Here is the objective that got the most votes—the champion of the whole 1,581:

The ability to spell correctly without hesitation all the ordinary words of one’s writing vocabulary.

Here is the runner-up:

The ability to speak, in conversation, in complete sentences, not in broken phrases.

And here is No. 7:

The ability to capitalize speedily and accurately in one’s writing.

And here is No. 9:

The ability to think quickly in an emergency.

And here are some more, all within the first hundred:

The ability to refrain from marking or marring in any way a borrowed book.

An attitude of democracy rather than snobbishness within a conversation.

Familiarity with the essential stories and persons of the Bible.

And some from the second hundred:

The ability to sing through—words and music—the national anthem.

The ability courteously and effectively to receive orders from a superior.

The avoidance of vulgarity and profanity in one’s public speaking.

The ability to read silently without lip movements.

The habit of placing the page one is reading so that there will not be shadows upon it.

The ability to refrain from conversation under conditions where it is annoying or disagreeable to others.

The ability to converse intelligently about municipal and district civic matters.

The ability to comprehend accurately the meaning of all common abbreviations and signs one meets with in reading.

The ability, during one’s reading, to distinguish between an author’s central theme and his incidental remarks.

I refrain from any more: all these got enough votes to put them among the first 200 objectives—200 out of 1,581. Nor do I choose them unfairly; most of those that I have not listed were quite as bad as those I have. But, you may protest, the good professor handed his cards to a jury of little girls of eight or nine years, or to the inmates of a home for the feeble-minded. He did, in fact, nothing of the kind. His jury was very carefully selected. It consisted of eighty teachers of such professional heft and consequence that they were assembled at the University of Chicago for post-graduate study. Every one of them had been through either a college or a normal school; forty-seven of them held learned degrees; all of them had been engaged professionally in teaching English, some for years. They came from Michigan, Nebraska, Iowa, Missouri, Wisconsin, Toronto, Leland Stanford, Chicago and Northwestern Universities; from Oberlin, De Pauw, Goucher, Beloit and Drake Colleges; from a dozen lesser seminaries of the higher learning. They represented, not the lowest level of teachers of English in the Republic, but the highest level. And yet it was their verdict by a solemn referendum that the principal objective in teaching English was to make good spellers, and that after that came the breeding of good capitalizers.

I present Pendleton’s laborious work as overwhelming proof of a thesis that I have maintained for years, perhaps sometimes with undue heat: that pedagogy in the United States is fast descending
to the estate of a childish neèromancy, and that the worst idiots, even among pedagogues, are the teachers of English.

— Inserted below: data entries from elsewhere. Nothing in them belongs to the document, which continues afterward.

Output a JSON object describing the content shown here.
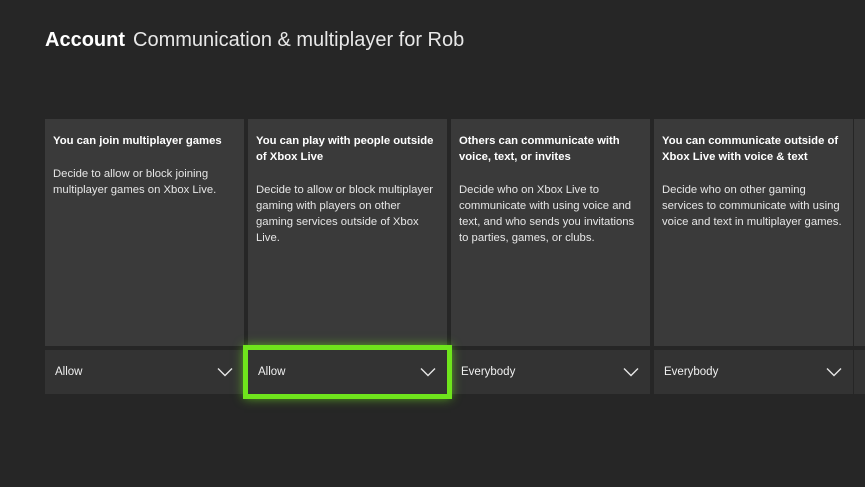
{
  "header": {
    "section": "Account",
    "title": "Communication & multiplayer for Rob"
  },
  "cards": [
    {
      "title": "You can join multiplayer games",
      "description": "Decide to allow or block joining multiplayer games on Xbox Live.",
      "value": "Allow",
      "focused": false
    },
    {
      "title": "You can play with people outside of Xbox Live",
      "description": "Decide to allow or block multiplayer gaming with players on other gaming services outside of Xbox Live.",
      "value": "Allow",
      "focused": true
    },
    {
      "title": "Others can communicate with voice, text, or invites",
      "description": "Decide who on Xbox Live to communicate with using voice and text, and who sends you invitations to parties, games, or clubs.",
      "value": "Everybody",
      "focused": false
    },
    {
      "title": "You can communicate outside of Xbox Live with voice & text",
      "description": "Decide who on other gaming services to communicate with using voice and text in multiplayer games.",
      "value": "Everybody",
      "focused": false
    }
  ],
  "icons": {
    "dropdown": "chevron-down-icon"
  },
  "colors": {
    "background": "#262626",
    "card": "#3a3a3a",
    "focus": "#6fe51c"
  }
}
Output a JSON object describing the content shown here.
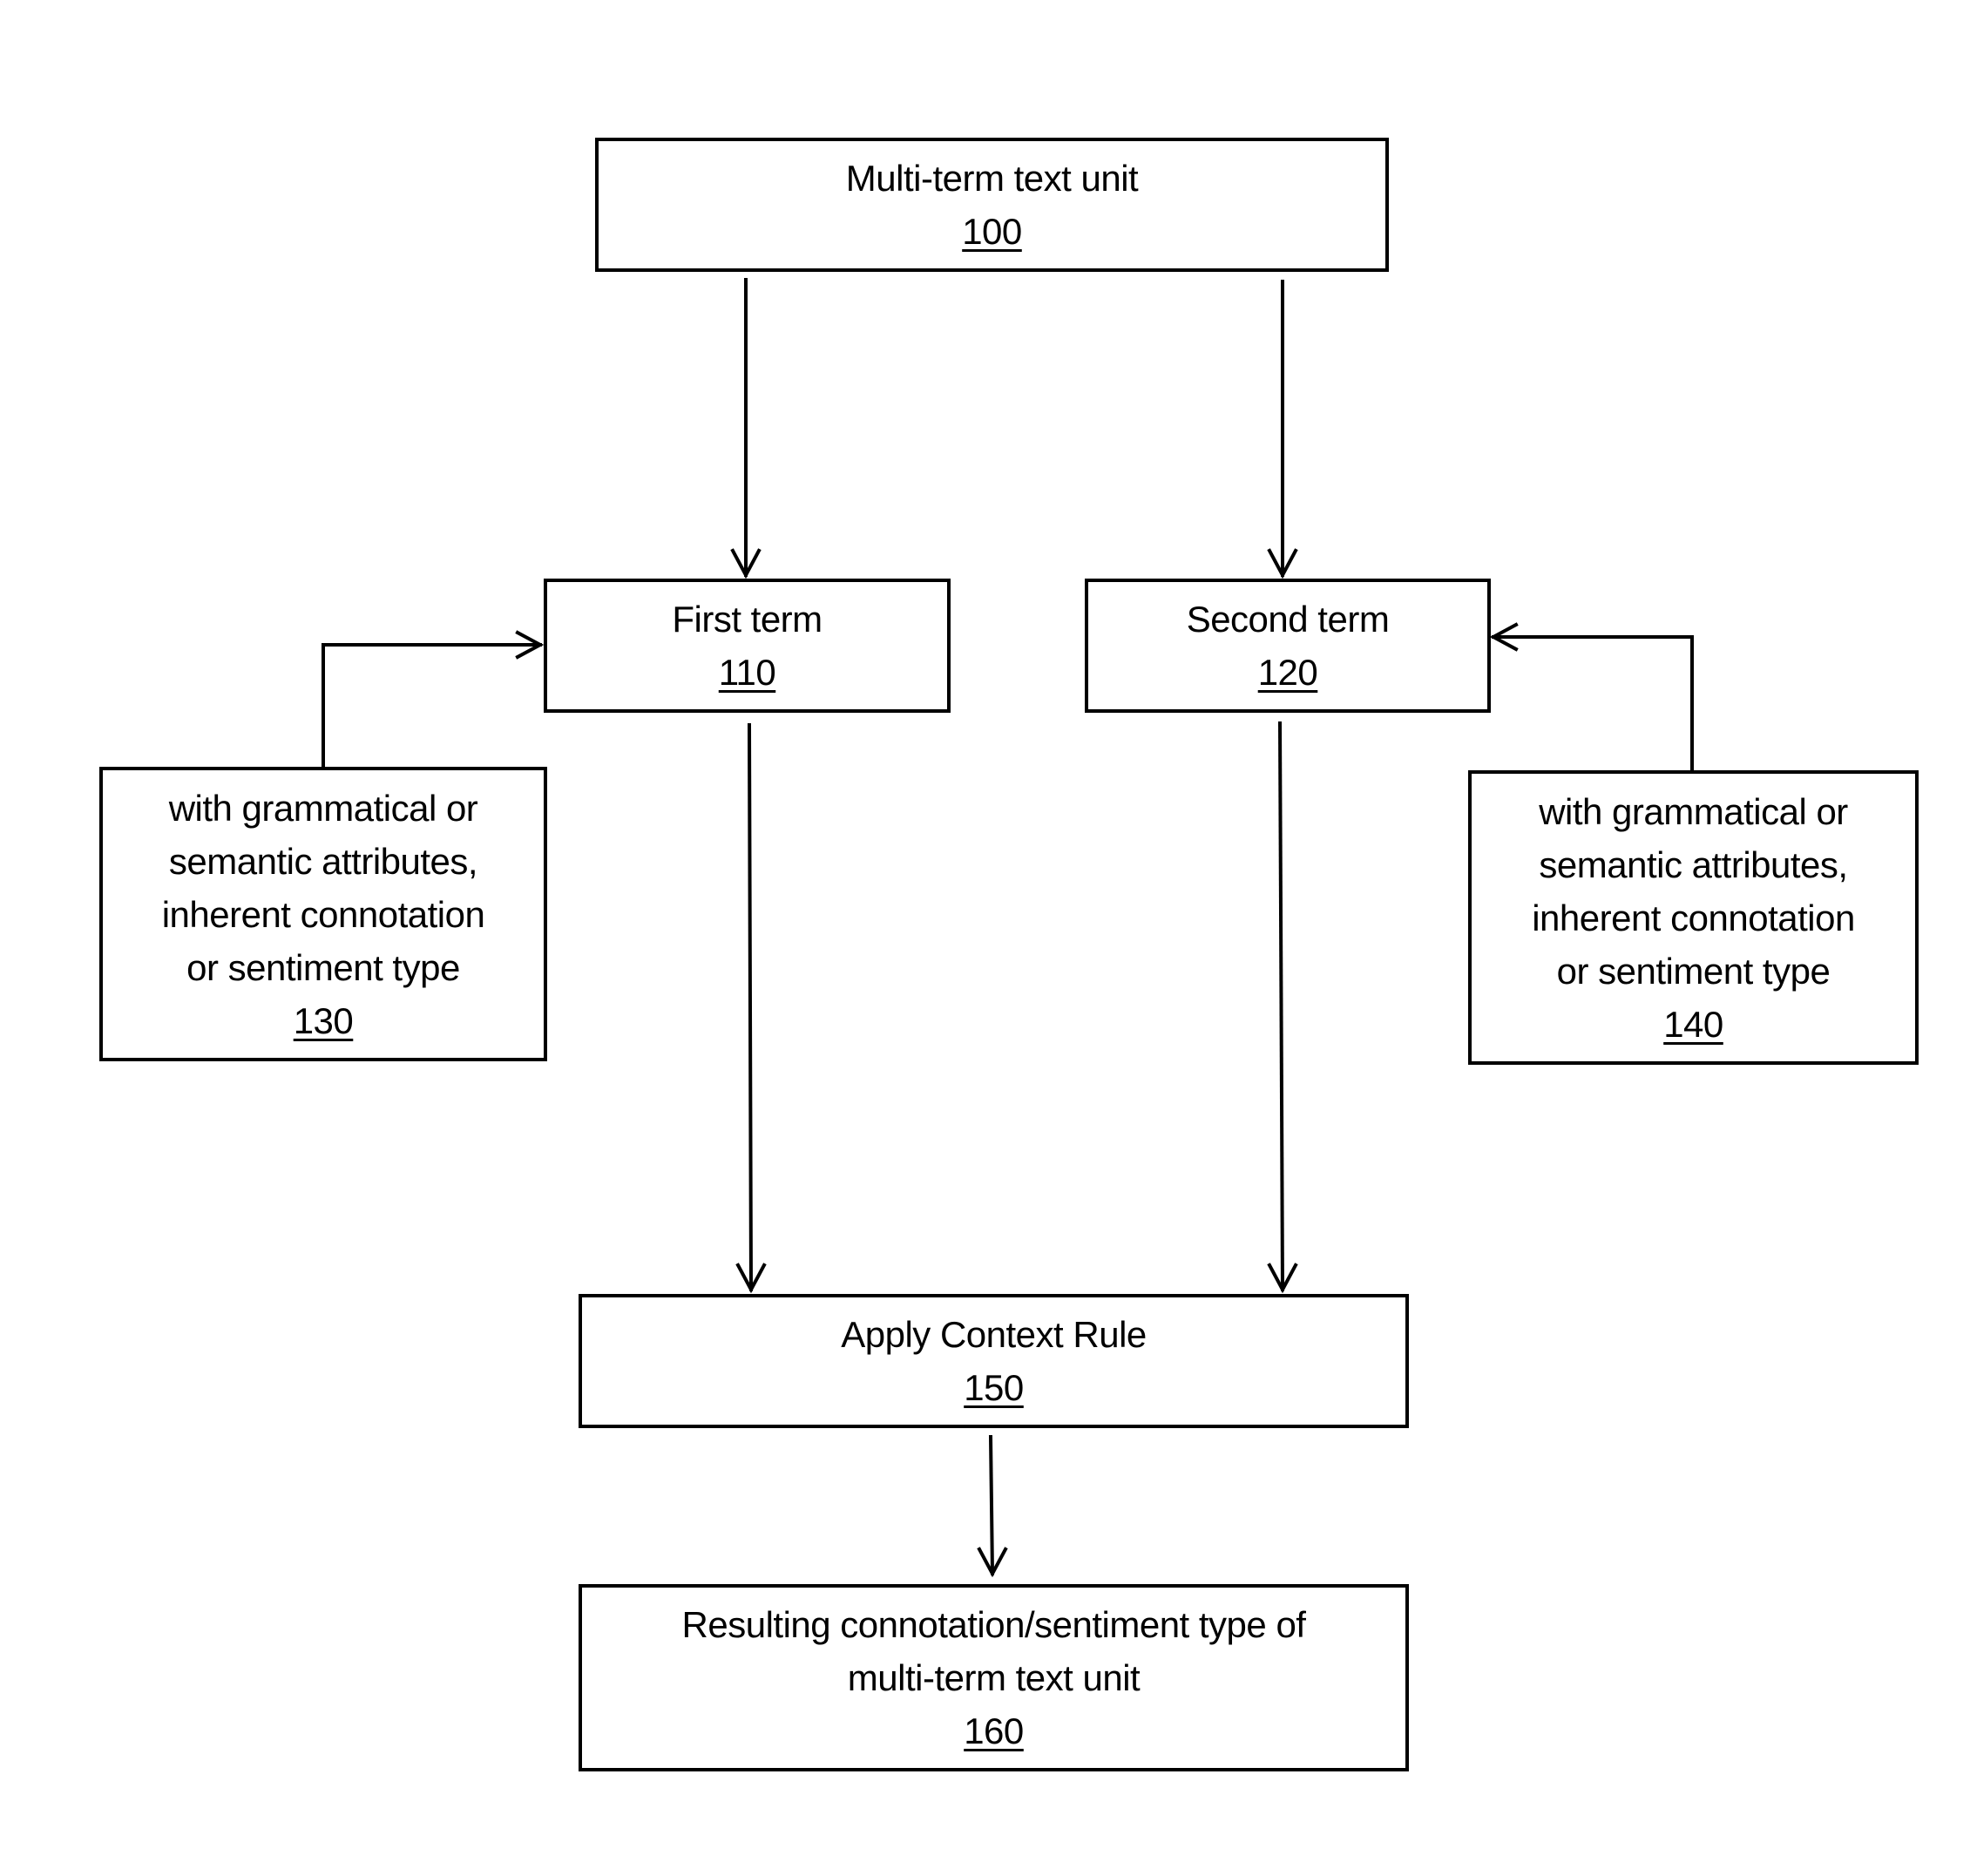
{
  "diagram": {
    "nodes": [
      {
        "id": "n100",
        "lines": [
          "Multi-term text unit"
        ],
        "ref": "100"
      },
      {
        "id": "n110",
        "lines": [
          "First term"
        ],
        "ref": "110"
      },
      {
        "id": "n120",
        "lines": [
          "Second term"
        ],
        "ref": "120"
      },
      {
        "id": "n130",
        "lines": [
          "with grammatical or",
          "semantic attributes,",
          "inherent connotation",
          "or sentiment type"
        ],
        "ref": "130"
      },
      {
        "id": "n140",
        "lines": [
          "with grammatical or",
          "semantic attributes,",
          "inherent connotation",
          "or sentiment type"
        ],
        "ref": "140"
      },
      {
        "id": "n150",
        "lines": [
          "Apply Context Rule"
        ],
        "ref": "150"
      },
      {
        "id": "n160",
        "lines": [
          "Resulting connotation/sentiment type of",
          "multi-term text unit"
        ],
        "ref": "160"
      }
    ],
    "edges": [
      {
        "from": "100",
        "to": "110"
      },
      {
        "from": "100",
        "to": "120"
      },
      {
        "from": "130",
        "to": "110"
      },
      {
        "from": "140",
        "to": "120"
      },
      {
        "from": "110",
        "to": "150"
      },
      {
        "from": "120",
        "to": "150"
      },
      {
        "from": "150",
        "to": "160"
      }
    ]
  }
}
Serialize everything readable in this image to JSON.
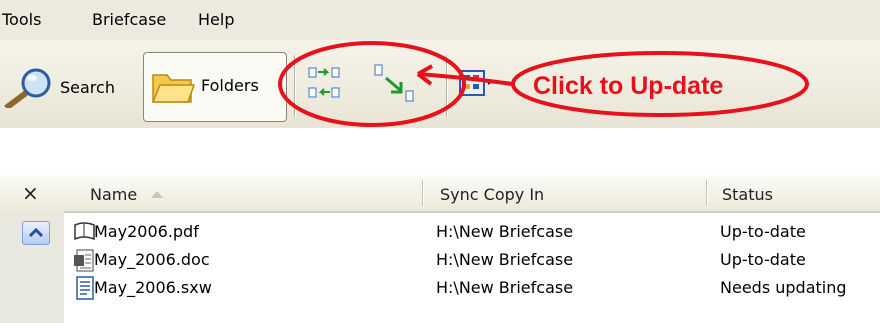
{
  "menu": {
    "tools": "Tools",
    "briefcase": "Briefcase",
    "help": "Help"
  },
  "toolbar": {
    "search_label": "Search",
    "folders_label": "Folders"
  },
  "annotation": {
    "text": "Click to Up-date",
    "color": "#e8101a"
  },
  "list": {
    "close_symbol": "×",
    "columns": {
      "name": "Name",
      "sync": "Sync Copy In",
      "status": "Status"
    },
    "rows": [
      {
        "name": "May2006.pdf",
        "sync": "H:\\New Briefcase",
        "status": "Up-to-date",
        "icon": "pdf-icon"
      },
      {
        "name": "May_2006.doc",
        "sync": "H:\\New Briefcase",
        "status": "Up-to-date",
        "icon": "doc-icon"
      },
      {
        "name": "May_2006.sxw",
        "sync": "H:\\New Briefcase",
        "status": "Needs updating",
        "icon": "sxw-icon"
      }
    ]
  }
}
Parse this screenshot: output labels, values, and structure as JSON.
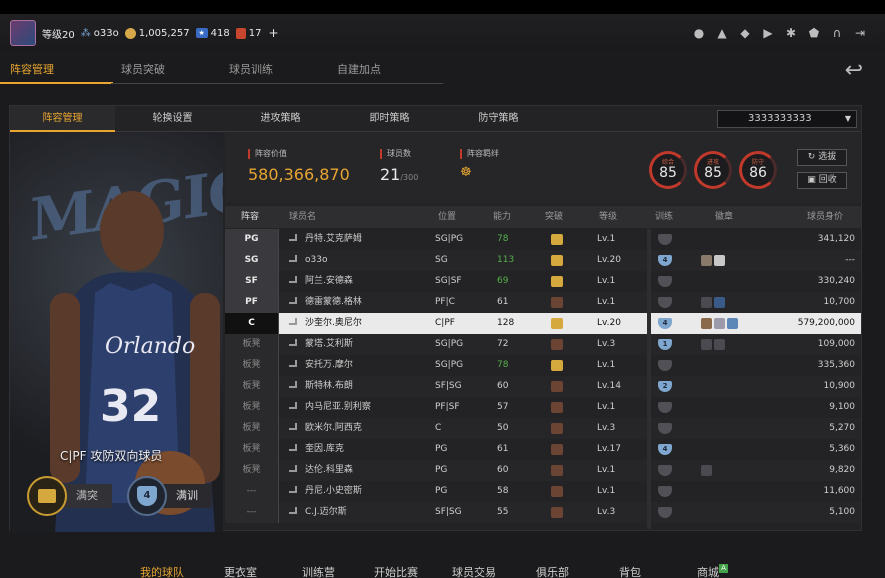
{
  "header": {
    "level": "等级20",
    "username": "o33o",
    "coins": "1,005,257",
    "tickets": "418",
    "ticket_badge": "★",
    "gems": "17",
    "plus": "+",
    "icons": [
      "user-icon",
      "bell-icon",
      "friends-icon",
      "video-icon",
      "gear-icon",
      "shield-icon",
      "headset-icon",
      "exit-icon"
    ]
  },
  "main_tabs": [
    "阵容管理",
    "球员突破",
    "球员训练",
    "自建加点"
  ],
  "sub_tabs": [
    "阵容管理",
    "轮换设置",
    "进攻策略",
    "即时策略",
    "防守策略"
  ],
  "lineup_select": "3333333333",
  "card": {
    "role": "C|PF 攻防双向球员",
    "logo": "MAGIC",
    "jersey_team": "Orlando",
    "jersey_number": "32",
    "breakthrough_label": "满突",
    "train_level": "4",
    "train_label": "满训"
  },
  "stats": {
    "value_label": "阵容价值",
    "value": "580,366,870",
    "count_label": "球员数",
    "count": "21",
    "count_max": "/300",
    "bond_label": "阵容羁绊",
    "rings": [
      {
        "label": "综合",
        "value": "85"
      },
      {
        "label": "进攻",
        "value": "85"
      },
      {
        "label": "防守",
        "value": "86"
      }
    ],
    "btn_select": "选拔",
    "btn_recycle": "回收"
  },
  "table": {
    "headers": [
      "阵容",
      "球员名",
      "位置",
      "能力",
      "突破",
      "等级",
      "训练",
      "徽章",
      "球员身价"
    ],
    "rows": [
      {
        "pos": "PG",
        "name": "丹特.艾克萨姆",
        "position": "SG|PG",
        "ability": "78",
        "green": true,
        "break": "gold",
        "level": "Lv.1",
        "train": "",
        "price": "341,120",
        "bench": false
      },
      {
        "pos": "SG",
        "name": "o33o",
        "position": "SG",
        "ability": "113",
        "green": true,
        "break": "gold",
        "level": "Lv.20",
        "train": "4",
        "price": "---",
        "bench": false
      },
      {
        "pos": "SF",
        "name": "阿兰.安德森",
        "position": "SG|SF",
        "ability": "69",
        "green": true,
        "break": "gold",
        "level": "Lv.1",
        "train": "",
        "price": "330,240",
        "bench": false
      },
      {
        "pos": "PF",
        "name": "德雷蒙德.格林",
        "position": "PF|C",
        "ability": "61",
        "green": false,
        "break": "brown",
        "level": "Lv.1",
        "train": "",
        "price": "10,700",
        "bench": false
      },
      {
        "pos": "C",
        "name": "沙奎尔.奥尼尔",
        "position": "C|PF",
        "ability": "128",
        "green": false,
        "break": "gold",
        "level": "Lv.20",
        "train": "4",
        "price": "579,200,000",
        "bench": false,
        "selected": true
      },
      {
        "pos": "板凳",
        "name": "蒙塔.艾利斯",
        "position": "SG|PG",
        "ability": "72",
        "green": false,
        "break": "brown",
        "level": "Lv.3",
        "train": "1",
        "price": "109,000",
        "bench": true
      },
      {
        "pos": "板凳",
        "name": "安托万.摩尔",
        "position": "SG|PG",
        "ability": "78",
        "green": true,
        "break": "gold",
        "level": "Lv.1",
        "train": "",
        "price": "335,360",
        "bench": true
      },
      {
        "pos": "板凳",
        "name": "斯特林.布朗",
        "position": "SF|SG",
        "ability": "60",
        "green": false,
        "break": "brown",
        "level": "Lv.14",
        "train": "2",
        "price": "10,900",
        "bench": true
      },
      {
        "pos": "板凳",
        "name": "内马尼亚.别利察",
        "position": "PF|SF",
        "ability": "57",
        "green": false,
        "break": "brown",
        "level": "Lv.1",
        "train": "",
        "price": "9,100",
        "bench": true
      },
      {
        "pos": "板凳",
        "name": "欧米尔.阿西克",
        "position": "C",
        "ability": "50",
        "green": false,
        "break": "brown",
        "level": "Lv.3",
        "train": "",
        "price": "5,270",
        "bench": true
      },
      {
        "pos": "板凳",
        "name": "奎因.库克",
        "position": "PG",
        "ability": "61",
        "green": false,
        "break": "brown",
        "level": "Lv.17",
        "train": "4",
        "price": "5,360",
        "bench": true
      },
      {
        "pos": "板凳",
        "name": "达伦.科里森",
        "position": "PG",
        "ability": "60",
        "green": false,
        "break": "brown",
        "level": "Lv.1",
        "train": "",
        "price": "9,820",
        "bench": true
      },
      {
        "pos": "---",
        "name": "丹尼.小史密斯",
        "position": "PG",
        "ability": "58",
        "green": false,
        "break": "brown",
        "level": "Lv.1",
        "train": "",
        "price": "11,600",
        "bench": true
      },
      {
        "pos": "---",
        "name": "C.J.迈尔斯",
        "position": "SF|SG",
        "ability": "55",
        "green": false,
        "break": "brown",
        "level": "Lv.3",
        "train": "",
        "price": "5,100",
        "bench": true
      }
    ]
  },
  "bottom_nav": [
    "我的球队",
    "更衣室",
    "训练营",
    "开始比赛",
    "球员交易",
    "俱乐部",
    "背包",
    "商城"
  ],
  "new_mark": "A",
  "colors": {
    "accent": "#e8a531",
    "red": "#c0392b",
    "green": "#55b04a"
  }
}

It is positively dreadful to think that the young of the American species are exposed day in and day out to the contamination of such dark minds. What can be expected of education that is carried on in the very sewers of the intellect? How can morons teach anything that is worth knowing? Here and there, true enough, a competent teacher of English is encountered. I could name at least twenty in the whole country. But it does not appear that Dr. Pendleton, among his eighty, found even one. There is not the slightest glimmer of intelligence in all the appalling tables of statistics and black, zig-zag graphs that he has so painfully amassed. Nor any apparent capacity for learning. The sound thing, the sane thing and the humane thing to do with his pathetic herd of A.B.’s would be to take them out in the alley and knock them in the head.